To our astonishment, the individual’s expectation to return-to-work within 6 months showed no correlation with functioning (WORQ and general functioning) at all. Although we know from the literature that the ability of patients to predict improvement of functioning is limited, we assumed that patient would base their return-to-work prediction on their current functioning status [63], what apparently was not the case in our mostly chronic population. That patients do not support their decision with their level of work-related functioning is also in line with the fact that “having a case manager”, a proxy for injury severity, did also not significantly correlate with functioning. We presume that mainly environmental factors, such as having a work contract, support of the superior and type of work influenced the decisions of the study participants. Nevertheless, the influence of work-related functioning on the prediction of return-to-work is not well studied and has to be further evaluated [64, 65].

Another issue in the context of VR is the question if self-reported functioning creates a reliable picture of a person’s abilities or if a clinician-rated assessment such as functional capacity evaluation may be needed. Current research suggests that our ability to predict return-to-work can be improved by combining self-reported and clinical information on functioning [66]. As clinical testing of work functioning is time-consuming, expensive and relays on skilled health professionals, to use a reliable and valid self-reported instrument such as WORQ, as a screening instrument may help to identify the appropriate clinical evaluation and targeted intervention in a timely and inexpensive way. Anyway, in light of patient-centred care and the person-centeredness of healthcare services, it is indispensable to evaluate and integrate the patient’s perception of his or her problems, as easily covered by WORQ-SR [67,68,69].

Despite the convincing results of the psychometric evaluation of WORQ-French, we caution the interpretation and generalization of our results because in this study we employed convenience sampling of patients with predominantly traumatic musculoskeletal injuries from a single VR center.
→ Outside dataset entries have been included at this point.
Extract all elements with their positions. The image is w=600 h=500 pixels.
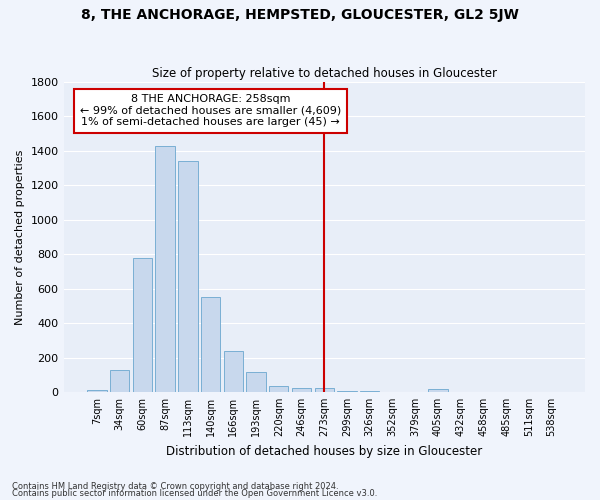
- X-axis label: Distribution of detached houses by size in Gloucester: Distribution of detached houses by size …: [166, 444, 482, 458]
- Bar: [269, 386, 289, 392]
- Bar: [314, 388, 334, 392]
- Bar: [247, 372, 266, 392]
- Bar: [155, 146, 175, 392]
- Bar: [337, 391, 356, 392]
- Y-axis label: Number of detached properties: Number of detached properties: [15, 150, 25, 324]
- Bar: [87, 390, 107, 392]
- Bar: [292, 388, 311, 392]
- Title: Size of property relative to detached houses in Gloucester: Size of property relative to detached ho…: [152, 66, 497, 80]
- Bar: [224, 350, 243, 392]
- Bar: [110, 370, 130, 392]
- Text: Contains HM Land Registry data © Crown copyright and database right 2024.: Contains HM Land Registry data © Crown c…: [12, 482, 338, 491]
- Bar: [201, 297, 220, 392]
- Text: 8 THE ANCHORAGE: 258sqm
← 99% of detached houses are smaller (4,609)
1% of semi-: 8 THE ANCHORAGE: 258sqm ← 99% of detache…: [80, 94, 341, 128]
- Bar: [133, 258, 152, 392]
- Bar: [360, 391, 379, 392]
- Text: Contains public sector information licensed under the Open Government Licence v3: Contains public sector information licen…: [12, 489, 377, 498]
- Text: 8, THE ANCHORAGE, HEMPSTED, GLOUCESTER, GL2 5JW: 8, THE ANCHORAGE, HEMPSTED, GLOUCESTER, …: [81, 8, 519, 22]
- Bar: [428, 390, 448, 392]
- Bar: [178, 161, 197, 392]
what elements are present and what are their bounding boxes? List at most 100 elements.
Although our sample represents the general population at the VR department of the study center, the fact that < 10% of the participants included in this study were females could limit the transferability of results to settings of different gender proportion. The cross-sectional data for the construct validation cannot provide any basis for causality. These results have to be confirmed in other clinical settings and patient groups and with diverse health conditions, to ensure the external validity of WORQ-French. Besides, ongoing longitudinal studies will further evaluate assumed underlying factors of the self-reported version of WORQ-French, as well as its predictive value on return to work.

In conclusion, we found evidence that WORQ-French is a valid, reliable and easy to administer instrument to evaluate self-reported work-related functioning given our study setting and sample characteristics. Results of WORQ may be used to guide intervention planning and document changes in functioning throughout the VR process. However, further studies will shed light on the use of WORQ in clinical practice and research, as well as in diverse patient populations and settings.